Thursday, October 24, 2013

atomism

The redbud drops its color consecrating the cracked ground for one hundred hours.  It's a quiet Springtime transfer, the sun's last blessing before sweltering months.  Witness this and you'll fast forward to the planting of emerald rye in October.


Today my window is open and I hear the high school marching band practicing (they sound good).  The team has a home game this Friday against a conference foe.  And my neighbor is rider-mowing his lawn after a couple weeks of rainfall.


North of my window: The Arkansas Arts Center will include two paintings of mine for their 45th Collectors Show & Sale in December.  And I've been fortunate enough to be welcomed into AQUACHROME, a contemporary watercolor exhibit at Manifest Creative Research Gallery of Cincinnati opening November 8.  


Tuesday, August 27, 2013

meta

Let's talk about vanishing point, the title of this blog at the top of your screen.  Vanishing point is, for me, an irrational way of looking through my environment and into the unknown.  It is a shifting of colors and shapes around one central continuum (the vanishing point is always the same point).  It is the remnants of what's left - of both life moving past me as well as life fading away beyond my grasp. 

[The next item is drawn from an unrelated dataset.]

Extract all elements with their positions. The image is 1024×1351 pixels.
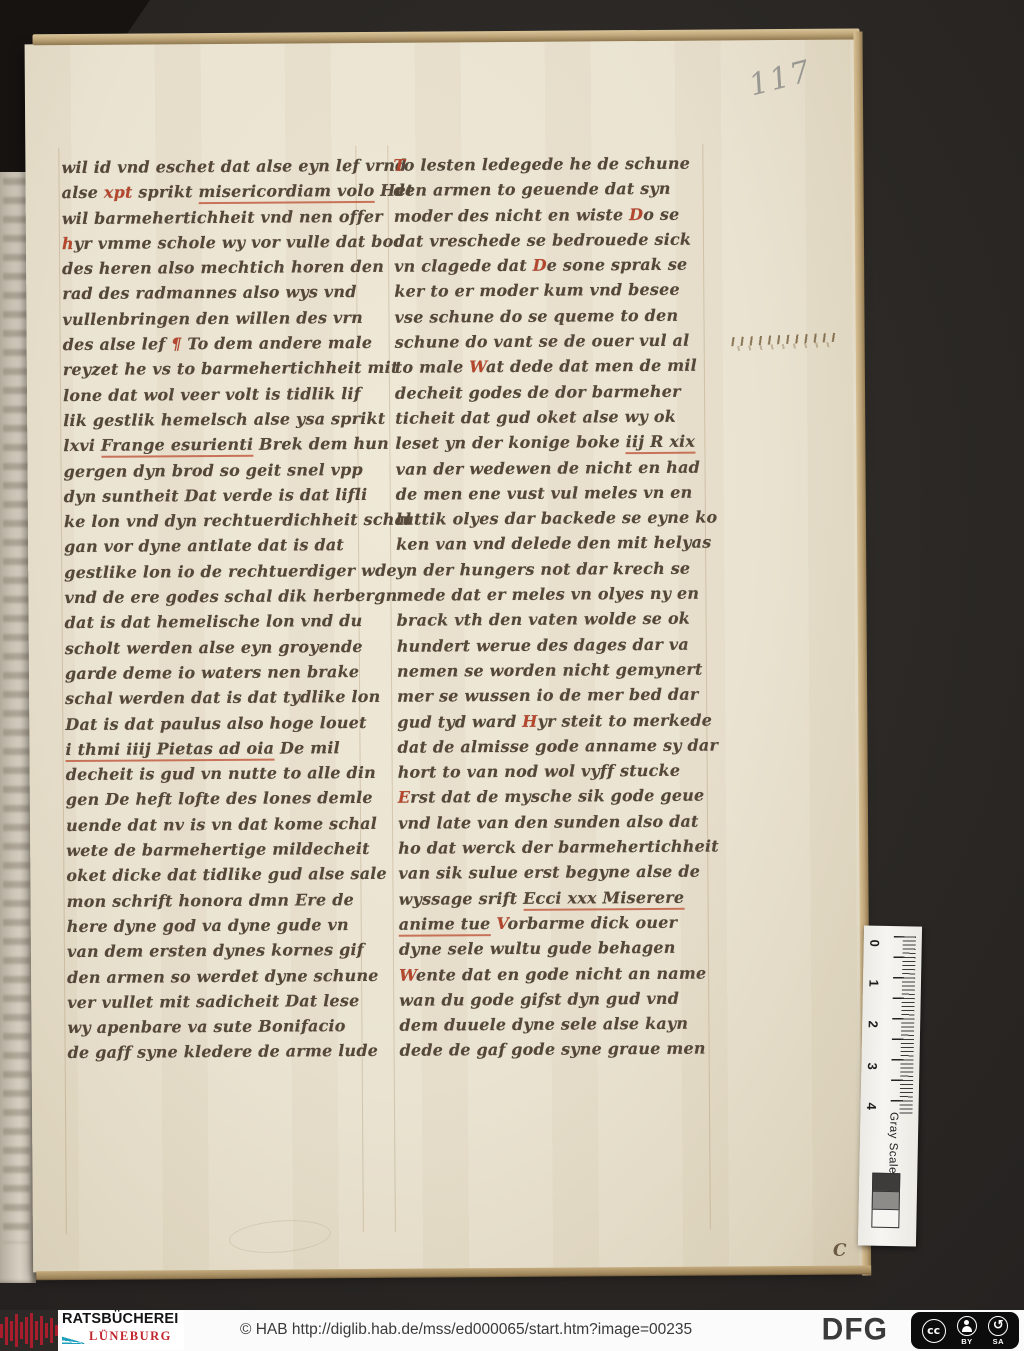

The street lined on both sides unfolds before me now and forever.  And though I'm not really as interested in the individual buildings on each side, I am comforted by how they contain the tunnel track of space (mainstream) that we move within.  


I don't believe in, no, I'm not allowed to structure my life around the idea of painting.  And this fundamental parameter encourages me to strive for the opposite: to live with my world, to not change  or deny parts of it, but to simply see it for what it is.  The result is a dictum: paint only what you can experience along the way.

This week I am delivering work to the Beeville Art Museum.  For my first museum show I will have work occupying the entire main gallery through the end of December.  Opening reception is September 28th from 12-2pm.

Thursday, August 1, 2013

john parks

I just finished a phone interview for Watercolor Artist Magazine with John Parks.  Though I tire easily when talking about the particulars of why I do this or that, I know I'm in good hands.  He is a seasoned painter and writer with a sense for connecting craft with its concept.  I look forward to the February 2014 issue.  He also saw what I see in this inkscape from last year...phew, I thought nobody would.  


Yesterday I sent a painting to the Russian Federation.  Dobryy Den.
  
And Davis Gallery of Austin is still showing my newest work with David Leonard and Daniel Burns.  There will be an artist talk on August 14th there at the gallery.  The three of us will explain everything.


John Parks also liked this one.  Thank you, John.


Tuesday, April 30, 2013

design without intentions

Paying attention and then not.  A flea infestation and then something not as small like the anteater at the zoo last Sunday.  The house across the street is emptied, its window is ajar and the curtain blows, and it's ordinary.  Opinions are strong about the right way to live these days.  But it's the night time that interests me and its design without intentions. 



John Hejduk and Colin Rowe, among so many of those post modernists, had a lot to say about such design.





I dreamt I was a tree in a courtyard.  Everybody was a busybody.  


Davis Gallery of Austin is part of WEST, West Austin Studio Tour, open Saturday and Sunday.  

Wednesday, April 10, 2013

migratory


Ruby throated hummingbirds have returned.  The first red (bloodgood) leaves open upon the bare branches of my Japanese maple.  And I still find a plastic Easter egg here and there.  All a celebration of moisture's arrival.  


An appetite for transformations.


Between Park Avenue and Harlem.  


work and play.




Friday, February 22, 2013

a tool to make a tool

A city is the runway for the flight of ambition and the descent into melancholy, a long street pounded by hopes and frustration.  It is the dynamic substance I've chosen for exploring the subtle behaviors of watercolor.  For transforming commonplace into mystery.  Because the delicate spilling of watercolor on concrete isn't a gesture of expressionism — it's human vulnerability.



Heading outward, I pack a tool inside a green bag.  Yes, it is a camera, and it is an important tool that I use to make another tool. 


Snapshots develop into paintings develop into questions.  Can painting paper communicate buoyancy?  Is this finally where time can be squandered?  




Wednesday, January 16, 2013

listening

My father is 76 years old.  A January boy from Manhattan.  He has become a volunteer, somebody to meet convicts newly released from years of imprisonment.  They sit across from each other in the morning, the time to go out and get.  And for my father the getting is to become a listener, though his hearing is nearly gone.



I am 40 years old.  And I am pleased to announce my first New York solo show.
 March 26-April 20 at the George Billis Gallery.